CHARACTERIZING THE EFFECTS OF ILLUVIATION ON THE PETROLOGY AND CHEMISTRY OF TONALITIC SAPROCK: IMPLICATIONS FOR INTERPRETING COMPOSITIONAL LINEAR TRENDS

In order to characterize the petrological and chemical effects of illuviation, we collected 17 samples of saprock adjacent to, and 14 samples of corestone from, an ~6.7 m high tonalitic corestone (tor). Based on thin section observations, all saprock samples are characterized by a network of transgranular and intergranular cracks filled or lined with illuviated clay. In contrast, the silicate framework has been weakly to mildly weathered, and as result, biotite has been partially transformed into mixed-layer biotite/vermiculite, plagioclase has been weakly weathered to a dusting of smectite, and hornblende has been weakly weathered to Fe- and/or Mn-oxyhydroxide. The weathering of biotite translates into an ~5-6% loss of K mass while the weathering of plagioclase resulted in no statistically significant loss of Ca or Na mass.

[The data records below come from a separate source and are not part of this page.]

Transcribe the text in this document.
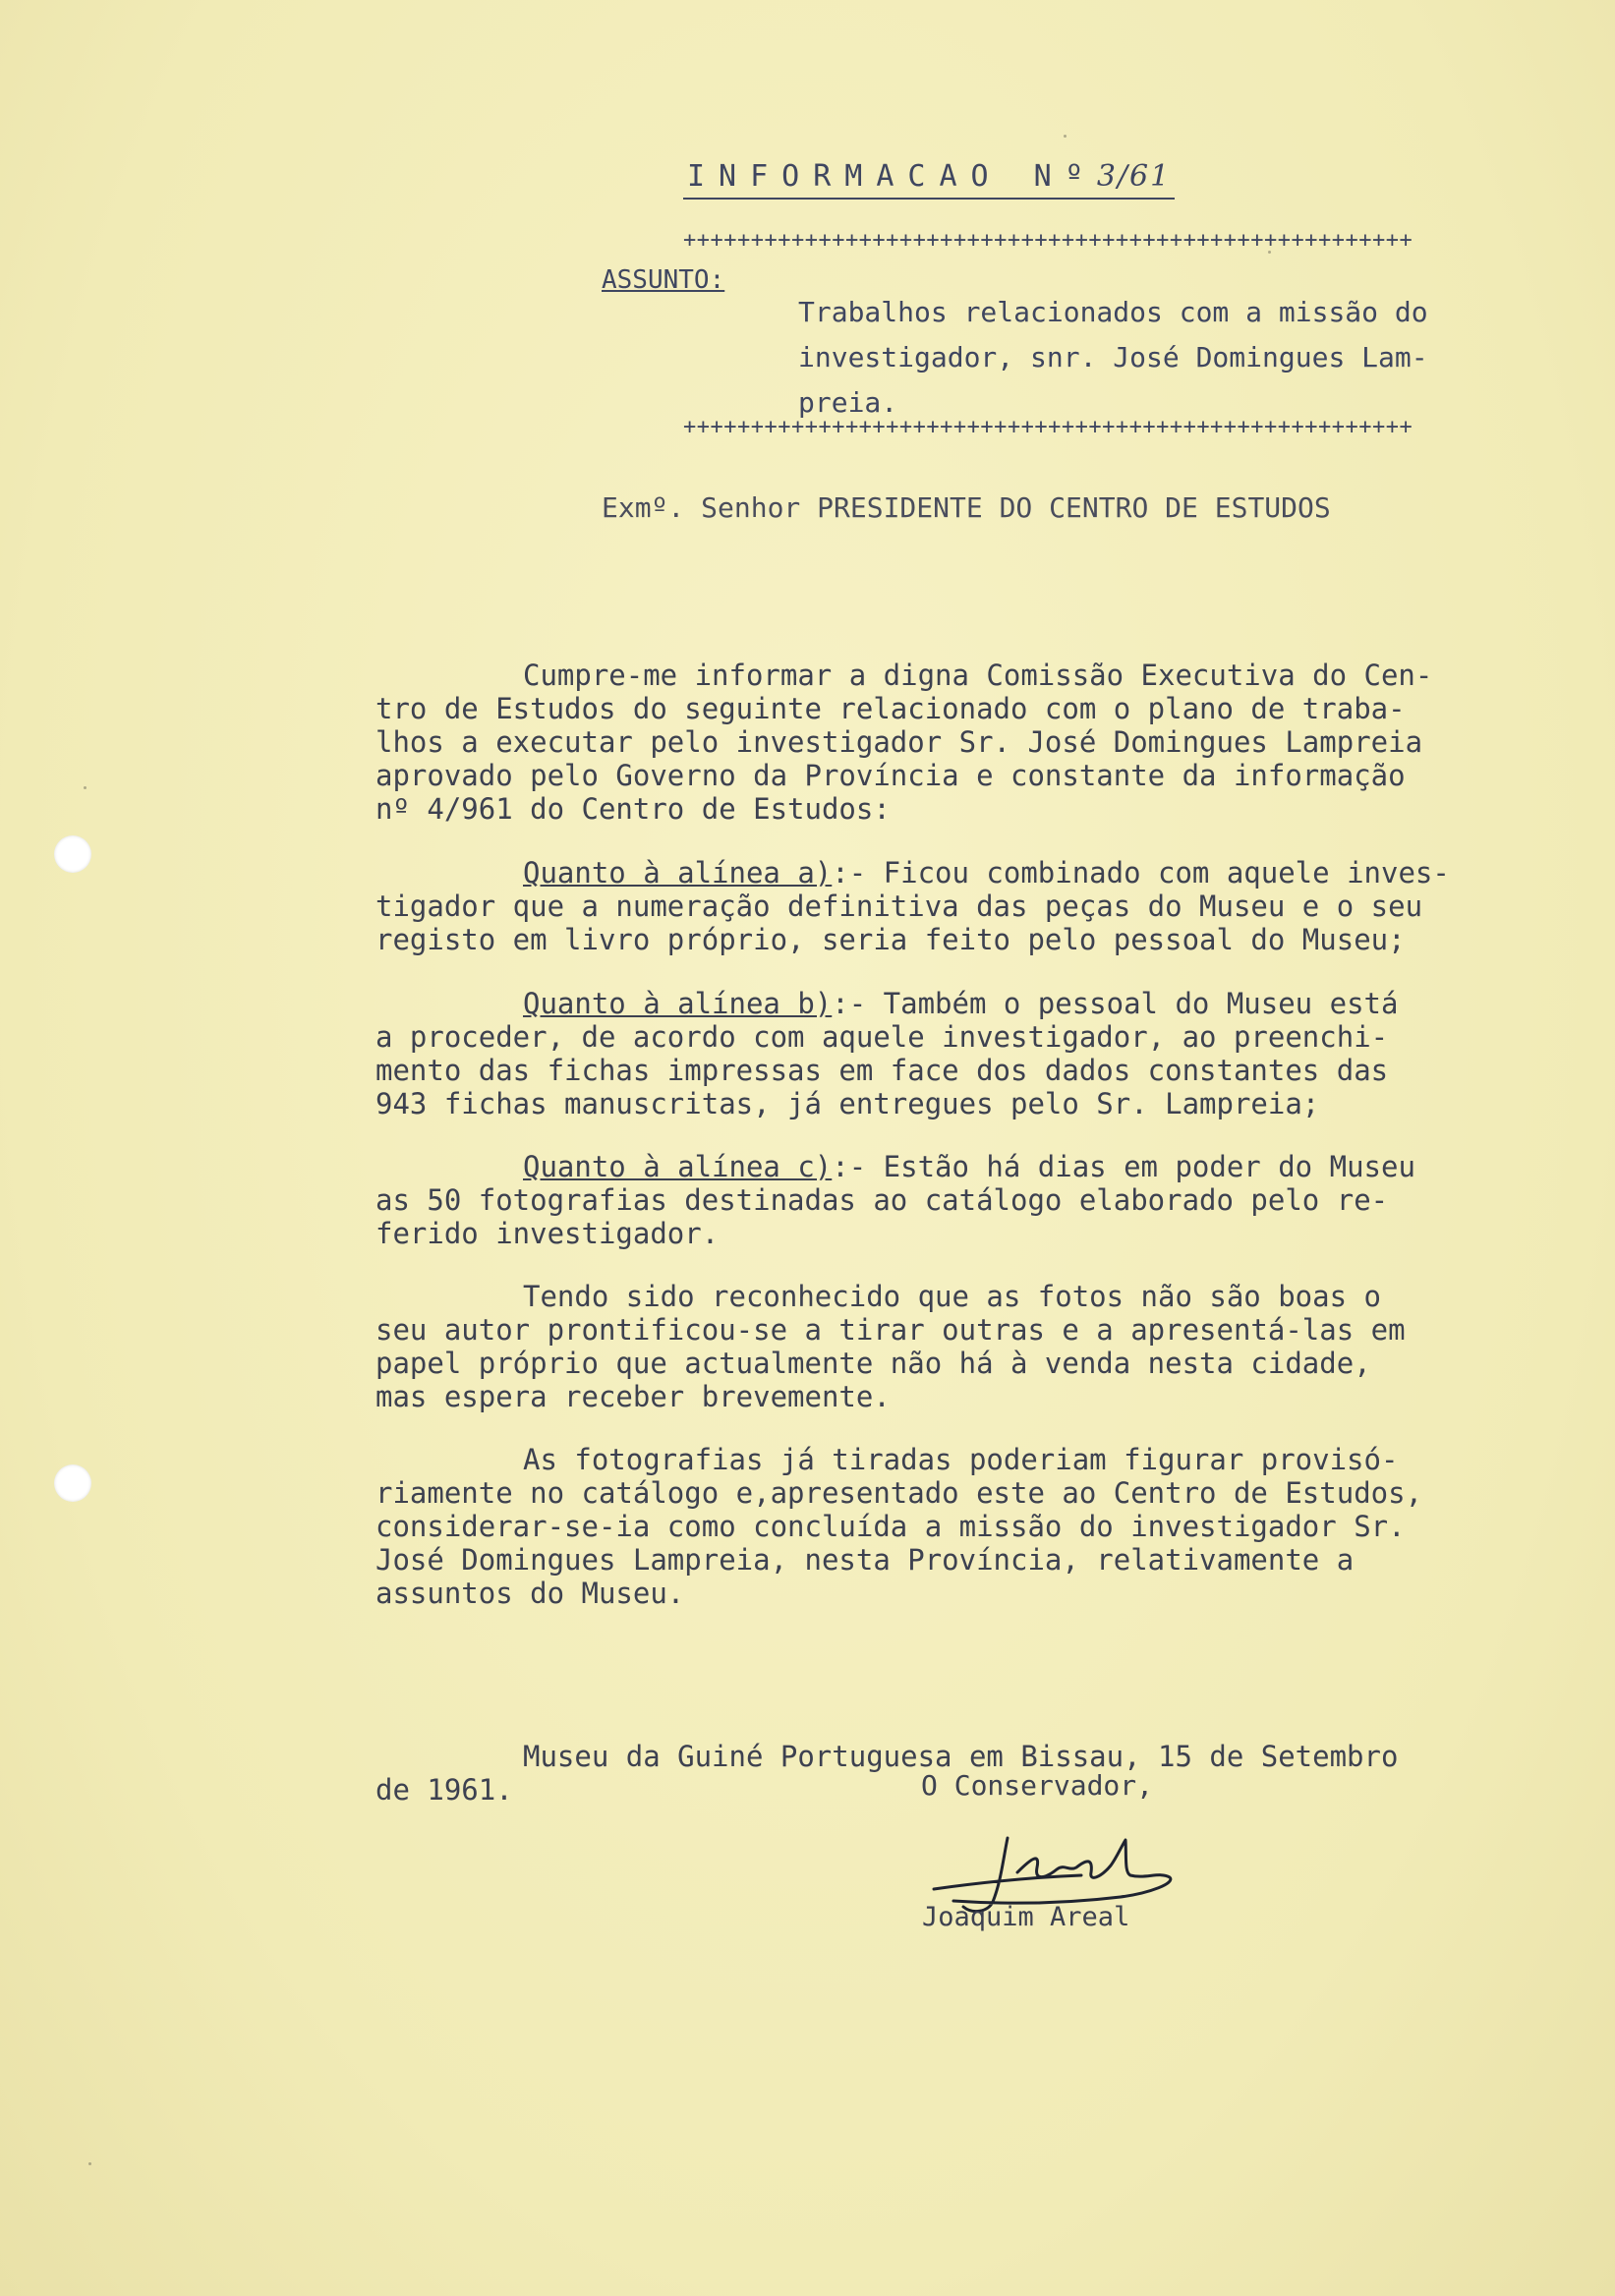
INFORMACAO Nº3/61
++++++++++++++++++++++++++++++++++++++++++++++++++++++
ASSUNTO:
Trabalhos relacionados com a missão do
investigador, snr. José Domingues Lam-
preia.
++++++++++++++++++++++++++++++++++++++++++++++++++++++
Exmº. Senhor PRESIDENTE DO CENTRO DE ESTUDOS

Cumpre-me informar a digna Comissão Executiva do Cen-
tro de Estudos do seguinte relacionado com o plano de traba-
lhos a executar pelo investigador Sr. José Domingues Lampreia
aprovado pelo Governo da Província e constante da informação
nº 4/961 do Centro de Estudos:

Quanto à alínea a):- Ficou combinado com aquele inves-
tigador que a numeração definitiva das peças do Museu e o seu
registo em livro próprio, seria feito pelo pessoal do Museu;

Quanto à alínea b):- Também o pessoal do Museu está
a proceder, de acordo com aquele investigador, ao preenchi-
mento das fichas impressas em face dos dados constantes das
943 fichas manuscritas, já entregues pelo Sr. Lampreia;

Quanto à alínea c):- Estão há dias em poder do Museu
as 50 fotografias destinadas ao catálogo elaborado pelo re-
ferido investigador.

Tendo sido reconhecido que as fotos não são boas o
seu autor prontificou-se a tirar outras e a apresentá-las em
papel próprio que actualmente não há à venda nesta cidade,
mas espera receber brevemente.

As fotografias já tiradas poderiam figurar provisó-
riamente no catálogo e,apresentado este ao Centro de Estudos,
considerar-se-ia como concluída a missão do investigador Sr.
José Domingues Lampreia, nesta Província, relativamente a
assuntos do Museu.

Museu da Guiné Portuguesa em Bissau, 15 de Setembro
de 1961.	O Conservador,
Joaquim Areal
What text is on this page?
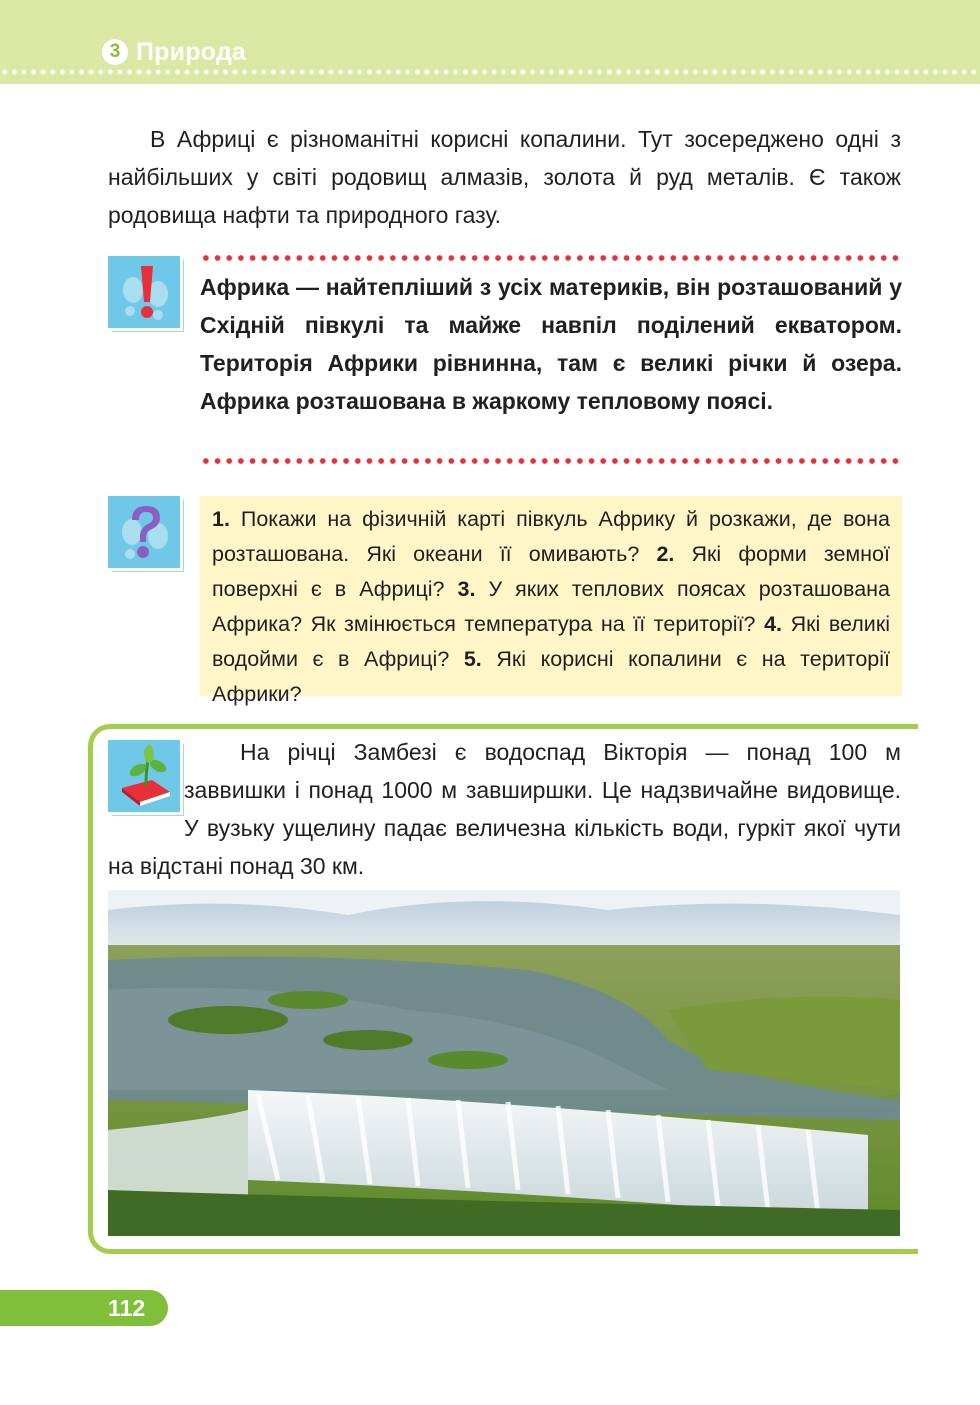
3 Природа

В Африці є різноманітні корисні копалини. Тут зосереджено одні з найбільших у світі родовищ алмазів, золота й руд металів. Є також родовища нафти та природного газу.

Африка — найтепліший з усіх материків, він розташований у Східній півкулі та майже навпіл поділений екватором. Територія Африки рівнинна, там є великі річки й озера. Африка розташована в жаркому тепловому поясі.

1. Покажи на фізичній карті півкуль Африку й розкажи, де вона розташована. Які океани її омивають? 2. Які форми земної поверхні є в Африці? 3. У яких теплових поясах розташована Африка? Як змінюється температура на її території? 4. Які великі водойми є в Африці? 5. Які корисні копалини є на території Африки?

На річці Замбезі є водоспад Вікторія — понад 100 м заввишки і понад 1000 м завширшки. Це надзвичайне видовище. У вузьку ущелину падає величезна кількість води, гуркіт якої чути на відстані понад 30 км.

112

The above effects of eluviation contrast markedly with the statistically significant additions of Si, Al, Fe, Mn, Ti, Sc, Cr, Cu, Rb, Y, and Yb mass produced by illuviation. Such additions translate into an overall statistically significant 12-15% increase in bulk mass. The above increases in elemental and bulk mass are a reflection of eluvial processes operating in the now eroded overlying ≥6.7 m section of regolith. Within that overlying section, kaolinite; minute particles of biotite, hornblende, and ilmenite; and ions derived from leaching of these mineral were suspended into downward percolating fluids. The dominance of kaolinite, along with the apparent severity of leaching implied by the downward transfer of significant elemental mass, suggest a climatic regime that is unlike that currently existing in the Peninsular Ranges, or during the Quaternary, ~35,000 years ago, the exhumation age of a nearby corestone. Though poorly constrained, after removal of ~300 km of displacement along the San Andreas fault, the section of regolith studied during this investigation, may reflect Paleocene weathering within a subtropical setting.

On centered p(A)-p(CN)-p(K) ternary diagrams, illuviation resulted in a compositional linear trend anchored by the geometric mean of the corestone samples and the projected composition of kaolinite at the p(A) apex. Notably, this trend is unlike that documented for biotite-controlled and plagioclase-controlled weathering.